Symptoms of conjunctivitis can be slightly different between bacterial, viral, and allergic conjunctivitis. Generally, bacterial conjunctivitis will affect both eyes, whereas viral conjunctivitis might affect only one eye. Symptoms of conjunctivitis overall to look out for include:
- Red or pink eye/s
- Red eyelid/s
- Puffy or swollen eye/s
- Watery eye/s
- Yellow or green discharge
- Eye/s crusted shut in the morning or after a nap
- Sensitivity to light
- Rubbing of the eyes
- Complaints of a gritty or sandy feeling in the eyes
- Pus from the eye
If your child’s eye seems irritated for more than two days or is producing pus, consult your doctor for a diagnosis and to make sure there isn’t something stuck in the eye.
How can I manage my child’s conjunctivitis?
Each type of conjunctivitis is treated differently. Chat to your pharmacist or doctor for advice about managing the kind of conjunctivitis your child has. They may give you some of the following tips (this list is not a substitute for medical advice).
- Bacterial conjunctivitis is generally treated with antibiotic eye ointment or drops.
- Allergic conjunctivitis can be treated by antihistamine eyedrops, as prescribed by your doctor. Avoiding allergy triggers such as pollen and animal dander can also help to ease symptoms.
- Viral conjunctivitis typically doesn’t need a prescribed treatment, but it’s important to have a doctor’s diagnosis. You can clean your child’s eye when they have viral conjunctivitis with a soft, damp, clean gauze cotton pad. Do not use regular cotton balls as the small fibers can irritate the eye. Wipe from the inside corner of the eye (closest to the nose) outward. Only use each cotton pad for one wipe, and discard it immediately.
If your little one’s eyes still seem sore, inflamed, crusty, swollen, or infected after three to four days of treatment, make a follow-up appointment with your doctor.

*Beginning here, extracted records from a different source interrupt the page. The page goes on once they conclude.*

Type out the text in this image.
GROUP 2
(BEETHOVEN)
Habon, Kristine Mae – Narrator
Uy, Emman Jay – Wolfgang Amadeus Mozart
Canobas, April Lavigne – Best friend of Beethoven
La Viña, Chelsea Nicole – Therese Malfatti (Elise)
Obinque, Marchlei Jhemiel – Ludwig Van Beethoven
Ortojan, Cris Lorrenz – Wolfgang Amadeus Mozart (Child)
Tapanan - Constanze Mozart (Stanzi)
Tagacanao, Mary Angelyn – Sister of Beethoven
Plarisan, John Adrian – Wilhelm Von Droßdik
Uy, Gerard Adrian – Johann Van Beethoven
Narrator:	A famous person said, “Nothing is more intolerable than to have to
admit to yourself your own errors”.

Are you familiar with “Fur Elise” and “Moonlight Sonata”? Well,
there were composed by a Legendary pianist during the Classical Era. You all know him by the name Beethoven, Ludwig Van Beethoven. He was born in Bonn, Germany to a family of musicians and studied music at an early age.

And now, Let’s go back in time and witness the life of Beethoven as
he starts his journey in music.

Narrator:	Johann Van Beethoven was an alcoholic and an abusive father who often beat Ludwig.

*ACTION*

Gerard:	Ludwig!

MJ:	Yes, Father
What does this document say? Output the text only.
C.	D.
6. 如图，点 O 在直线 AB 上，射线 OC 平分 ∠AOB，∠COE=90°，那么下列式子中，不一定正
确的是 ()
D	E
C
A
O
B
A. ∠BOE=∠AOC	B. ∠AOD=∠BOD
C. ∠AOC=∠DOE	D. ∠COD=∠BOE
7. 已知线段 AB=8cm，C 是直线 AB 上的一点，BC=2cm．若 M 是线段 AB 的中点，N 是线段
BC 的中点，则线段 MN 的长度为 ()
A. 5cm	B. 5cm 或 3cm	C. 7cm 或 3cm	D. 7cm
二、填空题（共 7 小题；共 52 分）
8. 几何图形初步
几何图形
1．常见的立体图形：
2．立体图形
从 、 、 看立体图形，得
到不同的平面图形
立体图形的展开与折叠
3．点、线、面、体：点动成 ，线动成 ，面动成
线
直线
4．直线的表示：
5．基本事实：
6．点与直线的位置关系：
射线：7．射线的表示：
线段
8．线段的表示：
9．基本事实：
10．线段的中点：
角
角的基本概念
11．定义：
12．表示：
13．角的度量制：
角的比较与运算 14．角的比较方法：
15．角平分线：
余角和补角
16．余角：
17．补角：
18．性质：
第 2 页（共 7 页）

Can I prevent conjunctivitis?
Conjunctivitis is highly contagious and easy to transmit, but there are some steps you can take to minimize the chances that your child may catch it. Avoid sharing towels or face washers and throw away tissues that have touched the eye
As you know, your child will likely touch whatever they want! If your baby or toddler does get conjunctivitis, don’t panic. It usually clears up within a few days with the right treatment, and almost never has a lasting effect.